Captage et stockage du CO₂ : « Il est difficile de distinguer ce qui relève du lobbying industriel et de l’experience »
Après avoir profité durant plus d’un siècle de l’extraction du carbone, l’industrie pétrolière est en passe de rendre profitable le processus inverse grâce à des subventions publiques en faveur de la capture et du stockage souterrain du dioxyde de carbone (carbon capture and storage, CCS).
Début octobre, le gouvernement britannique s’est engagé à verser 22 milliards de livres (près de 26,4 milliards d’euros) sur les vingt-cinq prochaines années à des entreprises comme Equinor (ex-Statoil), Shell, ENI ou BP. Cette décision a suscité une vive controverse : technique de dépollution, le CCS est lui-même polluant et énergivore. Le procédé consiste à faire passer les déchets gazeux dans un solvant chauffé pour en extraire le CO2. La consommation électrique est considérable, le solvant se dégrade, générant des résidus dangereux.
La principale justification du CCS repose sur les scénarios « Net Zéro » du GIEC (Groupe d’experts intergouvernemental sur l’évolution du climat) et de l’Agence internationale de l’énergie (AIE) qui comptent sur des dizaines de milliards de tonnes de CO2 captés d’ici à 2050, et bien plus encore après cette date.

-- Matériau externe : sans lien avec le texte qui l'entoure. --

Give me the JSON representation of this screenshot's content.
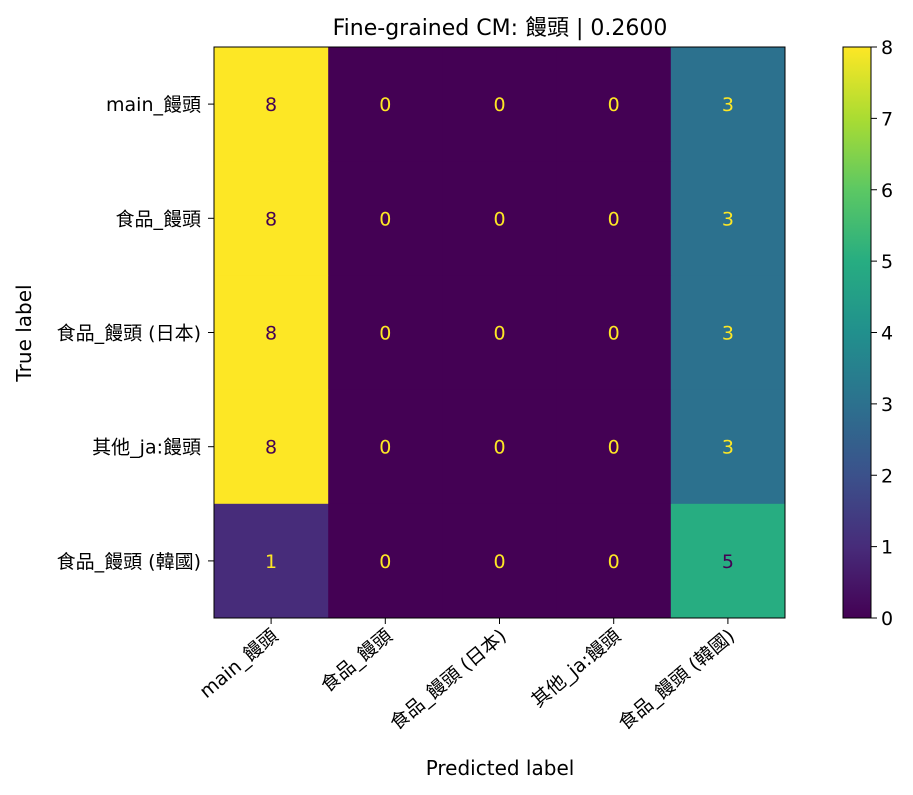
{
  "chart_data": {
    "type": "heatmap",
    "title": "Fine-grained CM: 饅頭 | 0.2600",
    "xlabel": "Predicted label",
    "ylabel": "True label",
    "x_categories": [
      "main_饅頭",
      "食品_饅頭",
      "食品_饅頭 (日本)",
      "其他_ja:饅頭",
      "食品_饅頭 (韓國)"
    ],
    "y_categories": [
      "main_饅頭",
      "食品_饅頭",
      "食品_饅頭 (日本)",
      "其他_ja:饅頭",
      "食品_饅頭 (韓國)"
    ],
    "matrix": [
      [
        8,
        0,
        0,
        0,
        3
      ],
      [
        8,
        0,
        0,
        0,
        3
      ],
      [
        8,
        0,
        0,
        0,
        3
      ],
      [
        8,
        0,
        0,
        0,
        3
      ],
      [
        1,
        0,
        0,
        0,
        5
      ]
    ],
    "colormap": "viridis",
    "colorbar": {
      "range": [
        0,
        8
      ],
      "ticks": [
        0,
        1,
        2,
        3,
        4,
        5,
        6,
        7,
        8
      ]
    },
    "grid": false,
    "legend": "colorbar-right"
  }
}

Le problème est qu’il est difficile de distinguer ce qui relève du lobbying industriel et de l’expertise tant la littérature sur ce sujet est étroitement liée à la recherche et au développement (R&D) des entreprises pétro-gazières.
Place considérable
Si l’on reprend le fil de son histoire, le CCS a longtemps été considéré comme une option rocambolesque. Dans les années 1980, les premiers rapports américains le jugent impraticable à grande échelle. Le GIEC a longtemps suivi cet avis. Son rapport de 2001 soulignait que l’électricité fossile avec CCS reviendrait plus cher que le nucléaire. En revanche, ses rapports de 2014 et 2022 accordent une place considérable à cette technologie. Que s’est-il passé pour expliquer un tel changement de doctrine ?
En 1992, les compagnies pétrolières s’allient avec l’AIE pour former l’IEA Greenhouse Gas R&D Programme (IEAGHG), un think tank chargé d’étudier et de promouvoir le CCS. A partir de 1997 se tiennent des conférences bisannuelles sur le CCS : les Greenhouse Gas Control Technology, sponsorisées par l’industrie fossile. Un corpus scientifique sur le sujet commence à émerger et, lors de la COP7 de Marrakech (2001), les gouvernements, poussés par les Etats-Unis, demandent au GIEC d’étudier l’option des CCS.